As far as I am aware, adversarial training (i.e., continuously training / fine-tuning on new adversarial images with correct labels) is the only robust defense to adversarial examples that cannot be completely overcome by some form of adversarial attack, (Please correct me if I'm wrong). There have been many other attempts to defend against adversarial examples, but typically there is a way around them if the attacker has an idea of what the defense is (For instance, see Obfuscated Gradients Give a False Sense of Security: Circumventing Defenses to Adversarial Examples).

Note that to truly obtain robustness with adversarial training, you have to generate adversarial examples during training, or continue updating with new adversarial images. As I understand it, this is because once you train on some adversarial examples, your model changes slightly, and while it is made robust to your initial adversarial examples, there still exist other adversarial examples that still target your newly trained / fine-tuned model. Adversarial training gradually changes your model to minimize the availability of effective adversarial perturbations.

However, doing this is can be at odds with accuracy, (See Robustness May Be at Odds with Accuracy). A model that is truly robust to adversarial examples may have a significantly lower accuracy for non-adversarial examples. Additionally, adversarial training may be hard to scale to datasets with larger images.

0
On

I doubt there would be many scholars to answer your question here.
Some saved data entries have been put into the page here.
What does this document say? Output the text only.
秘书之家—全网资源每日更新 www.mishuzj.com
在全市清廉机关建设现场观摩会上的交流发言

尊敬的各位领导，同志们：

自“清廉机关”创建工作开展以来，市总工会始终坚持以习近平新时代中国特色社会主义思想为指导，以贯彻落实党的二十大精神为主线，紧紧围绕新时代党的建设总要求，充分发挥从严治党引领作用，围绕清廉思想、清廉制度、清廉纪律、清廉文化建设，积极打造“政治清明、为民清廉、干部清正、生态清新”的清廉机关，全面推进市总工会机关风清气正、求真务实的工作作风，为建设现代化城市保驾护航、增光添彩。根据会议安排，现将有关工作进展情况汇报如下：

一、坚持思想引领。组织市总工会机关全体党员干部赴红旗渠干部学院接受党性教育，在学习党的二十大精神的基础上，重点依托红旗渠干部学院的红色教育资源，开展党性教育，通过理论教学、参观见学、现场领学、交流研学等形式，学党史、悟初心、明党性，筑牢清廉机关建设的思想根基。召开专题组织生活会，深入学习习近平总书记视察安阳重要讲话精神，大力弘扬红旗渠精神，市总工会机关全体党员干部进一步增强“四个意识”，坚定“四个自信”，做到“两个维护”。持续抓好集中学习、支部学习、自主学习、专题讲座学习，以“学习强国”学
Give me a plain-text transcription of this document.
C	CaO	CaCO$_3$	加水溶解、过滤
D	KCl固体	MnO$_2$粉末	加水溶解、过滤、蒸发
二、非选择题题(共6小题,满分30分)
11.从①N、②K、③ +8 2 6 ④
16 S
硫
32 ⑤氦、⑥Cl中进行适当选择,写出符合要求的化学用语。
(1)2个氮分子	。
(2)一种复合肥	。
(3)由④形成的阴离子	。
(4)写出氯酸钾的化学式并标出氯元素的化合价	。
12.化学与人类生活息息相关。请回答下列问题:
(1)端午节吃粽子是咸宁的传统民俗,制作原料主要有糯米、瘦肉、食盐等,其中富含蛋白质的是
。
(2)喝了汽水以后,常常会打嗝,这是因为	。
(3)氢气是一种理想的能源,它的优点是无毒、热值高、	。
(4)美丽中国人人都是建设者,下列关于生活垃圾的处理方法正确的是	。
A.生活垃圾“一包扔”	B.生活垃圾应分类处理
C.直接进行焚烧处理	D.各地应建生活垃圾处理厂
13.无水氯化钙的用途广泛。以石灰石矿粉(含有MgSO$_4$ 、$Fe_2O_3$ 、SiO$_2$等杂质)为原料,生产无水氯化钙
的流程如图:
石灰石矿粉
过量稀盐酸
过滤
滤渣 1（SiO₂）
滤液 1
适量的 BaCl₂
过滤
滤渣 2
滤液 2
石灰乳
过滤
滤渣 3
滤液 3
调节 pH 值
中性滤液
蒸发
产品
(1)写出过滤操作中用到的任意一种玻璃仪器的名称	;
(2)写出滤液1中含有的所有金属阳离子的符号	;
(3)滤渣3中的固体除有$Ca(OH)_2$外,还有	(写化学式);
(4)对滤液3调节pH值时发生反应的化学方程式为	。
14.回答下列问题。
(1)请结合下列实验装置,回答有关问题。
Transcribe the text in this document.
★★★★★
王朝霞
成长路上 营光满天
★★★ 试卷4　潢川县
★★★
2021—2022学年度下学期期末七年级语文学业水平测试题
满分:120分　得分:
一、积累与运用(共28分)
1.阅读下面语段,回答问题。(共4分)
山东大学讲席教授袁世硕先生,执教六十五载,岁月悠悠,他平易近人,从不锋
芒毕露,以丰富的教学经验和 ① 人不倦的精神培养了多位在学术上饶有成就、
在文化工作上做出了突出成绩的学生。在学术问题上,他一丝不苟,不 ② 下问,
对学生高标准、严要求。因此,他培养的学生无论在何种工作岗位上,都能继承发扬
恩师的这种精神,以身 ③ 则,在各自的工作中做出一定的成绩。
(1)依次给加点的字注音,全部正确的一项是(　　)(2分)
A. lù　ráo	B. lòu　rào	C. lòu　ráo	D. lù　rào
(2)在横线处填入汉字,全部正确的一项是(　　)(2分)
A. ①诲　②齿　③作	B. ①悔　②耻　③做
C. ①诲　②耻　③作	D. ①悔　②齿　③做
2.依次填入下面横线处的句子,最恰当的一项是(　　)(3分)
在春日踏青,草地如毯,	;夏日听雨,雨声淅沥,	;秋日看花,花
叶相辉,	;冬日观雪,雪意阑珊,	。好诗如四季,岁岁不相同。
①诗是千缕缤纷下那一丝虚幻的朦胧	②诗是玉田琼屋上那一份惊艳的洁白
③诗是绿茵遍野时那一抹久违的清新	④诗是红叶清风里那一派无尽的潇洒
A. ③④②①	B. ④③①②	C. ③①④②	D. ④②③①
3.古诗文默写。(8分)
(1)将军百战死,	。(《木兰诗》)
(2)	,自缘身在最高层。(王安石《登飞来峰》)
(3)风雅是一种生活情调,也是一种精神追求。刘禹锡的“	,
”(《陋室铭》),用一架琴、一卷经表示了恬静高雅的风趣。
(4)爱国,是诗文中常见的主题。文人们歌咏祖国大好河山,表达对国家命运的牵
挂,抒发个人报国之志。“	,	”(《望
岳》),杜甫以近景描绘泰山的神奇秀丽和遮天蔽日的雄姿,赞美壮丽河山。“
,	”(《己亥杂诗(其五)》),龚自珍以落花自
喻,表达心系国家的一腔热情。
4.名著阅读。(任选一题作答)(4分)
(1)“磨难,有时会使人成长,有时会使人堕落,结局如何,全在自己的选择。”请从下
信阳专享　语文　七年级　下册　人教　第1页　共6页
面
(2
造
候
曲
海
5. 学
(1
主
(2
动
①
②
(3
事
Should just go and find your senior P.hD in ur school. My research topic is more on SLAM area, but I`ll still try to answer it.

You can train on the modified set of inputs. But The model itself will change its properly after you further trained with the modified set sample. It will lose the original attributes to do task A but for more optimized for task B where task A and task B could be related.

Then the attack should be also modified to focus on the modified attributes which means fool it with sth else.

But if you go for this way, you are defeating your original purpose.

Hopefully, this is the answer you are looking for.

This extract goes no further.